Opioids, which are a depressant, block the brain’s sensors that regulate the respiratory system, making the risk of death more imminent. Fentanyl, because it’s much more powerful in smaller quantities, heightens the risk of death unless naloxone, or Narcan, is administered to immediately reverse the drug’s effects.
Meth, a stimulant, is less likely to kill someone immediately. Instead, it corrodes the body and central nervous system over time. It’s not uncommon for meth to be cut with fentanyl in order to up its potency.
At one time, the state had a problem with people mixing ingredients to make meth at home, but that practice has all but ended. Most meth being abused in Kentucky now is made in large labs in Mexico and smuggled into the U.S., where it is cheap and widely available, police said.
Knox County Sheriff Mike Smith said meth is the most prevalent drug local officers see.
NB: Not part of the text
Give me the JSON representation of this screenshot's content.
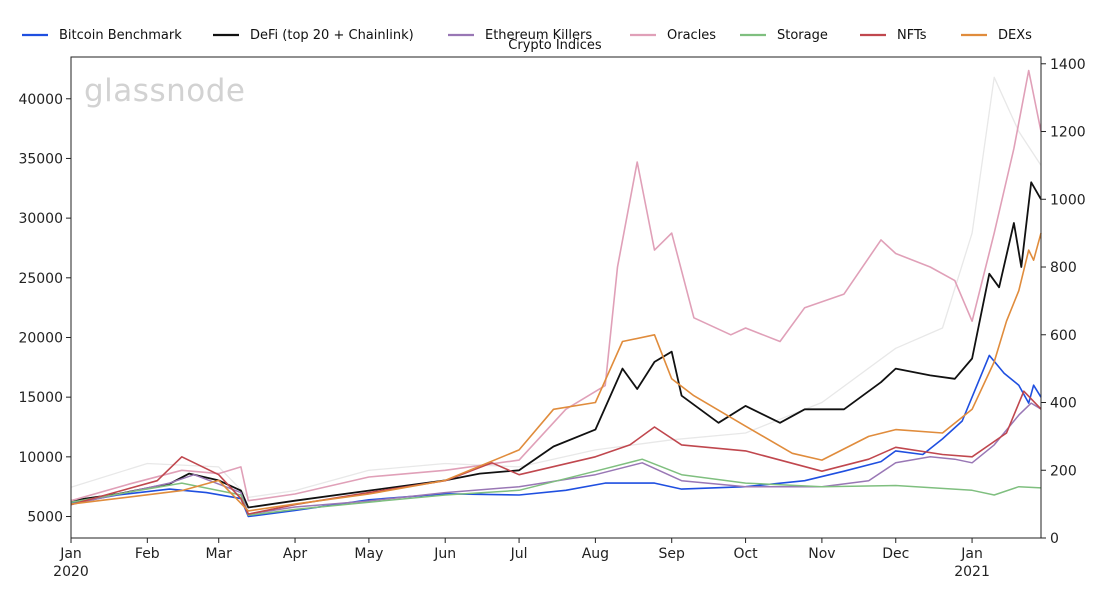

Recent cases have involved meth brought into the rural county from Louisville, Nashville and Atlanta, but it originated in Mexico, he said.
“They ship it in in pounds,” he said.
The new report said Pulaski County had five heroin deaths among residents in 2019. That was well below the 61 in Jefferson County and 17 in Fayette, but tied the county with much more populous Warren County among the top five in Kentucky.
Sheriff Greg Speck said local police had noticed an increase in heroin, brought in from the Louisville and Cincinnati areas, and prosecuted people for deaths related to heroin.
Heroin users face risk because they often don’t know the purity of the drug, Speck said.
“They’re playing Russian roulette every time they shoot up,” he said.
Speck said heroin abuse appears to have subsided in the county, but as in other parts of the state, meth use has gone up.
“It seems like for everyone now the drug of choice is meth,” he said.